İzmir/Smyrna Su Yolları

Unesco Geçici Dünya Mirası listesinde yer alan ve kalıcı adaylık süreci devam eden İzmir Tarihi Kent Merkezinin su ile olan ilişkisi ve alt yapısına dair izleri, Kemeraltı, Basmane ve Kadifekale’yi kapsayan 252 hektarlık bir alanda Hellenistik Dönemden Osmanlı’ya uzanan kesintisiz yerleşim katmanları içinde takip etmek mümkündür. 

Kızılçullu Kuzey Su Kemeri (Smyrna Antik Kenti Kazı Arşivi)

Kadifekale (Pagos Tepesi) ile iç liman arasında MÖ 4. yüzyılın sonu - MÖ 3. yüzyılın başında (Hellenistik Dönemde) kurulan ve günümüze kadar kesintisiz olarak yerleşim gören İzmir (Smyrna) sırasıyla Hellenistik, Roma, Bizans, Beylikler ve Osmanlı dönemlerinin izlerini hala korumaktadır. Ancak İzmir/Smyrna’yı değerli kılan bu çok katmanlı kent silueti beraberinde geçmişe ait su yollarının ve ilişkili yapılarının varlığının değerlendirilmesini dikkate değer ölçüde güçleştirmiştir.  Bu makale, günümüzde tarihi kent merkezini çevreleyen, büyük bölümü modern yapıların altında kalmış olan ve bazıları halen su iletme görevini sürdüren su yapılarını kronolojik olarak aktaracaktır. Böylece odak noktasını teşkil eden Osmanlı Dönemine kadar olan süreç ve kentin ihtiyaçlarının nasıl değiştiği çok daha iyi anlaşılacaktır.

Yukarıda da dile getirildiği üzere MÖ 3. yüzyılda kentin sözünü ettiğimiz alanda inşa edilmesi bir tesadüf değildi. Kadifekale’nin kuzeye bakan yamaçları deniz seviyesinin 100 metre mertebesinden itibaren bazı noktalarda verimli pınarlara sahip olmalıydı. Söz konusu pınarlar, bu pınarlar ile beslenen çeşmeler, kuyular ve sarnıçlar sayesinde alanın ilk yerleşimcileri suyun temini açısından sıkıntı yaşamadılar. Ancak kentin nüfusu her geçen gün artmaktaydı. Bu beraberinde yakın çevredeki kaynak sularının kente yönlendirilmesi sürecini getirecek ve İzmir Hellenistik Dönemden günümüze farklı dönemlerde inşa edilmiş su yollarına sahip olacaktır.

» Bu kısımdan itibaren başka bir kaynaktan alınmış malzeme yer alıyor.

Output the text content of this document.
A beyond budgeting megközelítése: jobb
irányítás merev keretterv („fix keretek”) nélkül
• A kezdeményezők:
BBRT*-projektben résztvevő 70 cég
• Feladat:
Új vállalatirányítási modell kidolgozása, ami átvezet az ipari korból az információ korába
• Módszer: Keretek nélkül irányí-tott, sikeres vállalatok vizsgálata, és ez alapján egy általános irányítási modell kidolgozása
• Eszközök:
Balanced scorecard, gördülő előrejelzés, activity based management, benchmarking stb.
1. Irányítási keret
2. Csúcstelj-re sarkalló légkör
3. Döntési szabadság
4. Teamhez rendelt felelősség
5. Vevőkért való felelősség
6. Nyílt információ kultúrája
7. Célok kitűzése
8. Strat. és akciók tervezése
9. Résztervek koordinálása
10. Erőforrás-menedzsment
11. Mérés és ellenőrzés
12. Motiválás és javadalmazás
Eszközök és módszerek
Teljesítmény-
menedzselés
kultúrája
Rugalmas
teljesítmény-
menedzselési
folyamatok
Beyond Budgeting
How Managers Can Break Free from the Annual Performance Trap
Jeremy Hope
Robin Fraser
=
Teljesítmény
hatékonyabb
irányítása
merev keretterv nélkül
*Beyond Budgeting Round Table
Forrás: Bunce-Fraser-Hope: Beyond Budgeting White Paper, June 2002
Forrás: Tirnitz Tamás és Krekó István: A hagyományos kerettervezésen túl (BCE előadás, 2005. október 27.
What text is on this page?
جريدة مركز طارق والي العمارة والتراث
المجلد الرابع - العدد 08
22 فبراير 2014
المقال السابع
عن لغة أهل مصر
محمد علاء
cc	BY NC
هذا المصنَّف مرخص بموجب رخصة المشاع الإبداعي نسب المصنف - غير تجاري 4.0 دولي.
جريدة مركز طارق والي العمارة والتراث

Kızılçullu Güney Su Kemeri (Smyrna Antik Kenti Kazı Arşivi)

Öyleyse bu noktada kentin dışına çıkalım ve şehrin uzak mesafeli iletim hatlarını tanıyalım. İlk ve şuan için, en eski örneğimiz, MÖ 2. yüzyılın sonu ile 1. yüzyılın ilk yarısında inşa edildiğini düşündüğümüz Karapınar Su Yolu. Söz konusu hattın kayıt altına alınması ilk kez G.Weber’in 19. yüzyılın sonundaki çalışması ile mümkün olmuştur. Kentin bilinen en eski su iletim hattı; 750 metre yükseklikte Nif Dağı'nın kuzeybatı yamacındaki kaynağı düzenleyerek kente yönlendirirken sistem, günümüzde Orcanlar, Portara (Büyükkapı)/Kaynaklar, Kokluca, Ufuk Mahallesi, Çamlık, Mehtap Mahalleleri isimleri ile anılan yerleşimleri aşmıştır. Batı yönde ilerleyişinin önündeki en büyük engellerden birini mecrası 26 metreden geçen Yeşildere oluşturmuştur. Sistem bu engeli, Yeşildere’de Öziş ve ekibinin de araştırmalarında ortaya koydukları gibi; ters sifon yaparak aşmış ve 155 metre yaklaşık seviyelerinde Kadifekale’de Şehitlik mevkine ulaşmıştır. Karapınar Su Yolu, kapalı künk sistemleri, su ve hava basıncının kavranmasının ardından geliştirilen büyük çaplı ters sifon sistemleri mühendisliğinin, Pergamon’daki Madradağ su iletim sisteminin ardından dünyadaki en iyi örneklerinden birini teşkil etmedir. 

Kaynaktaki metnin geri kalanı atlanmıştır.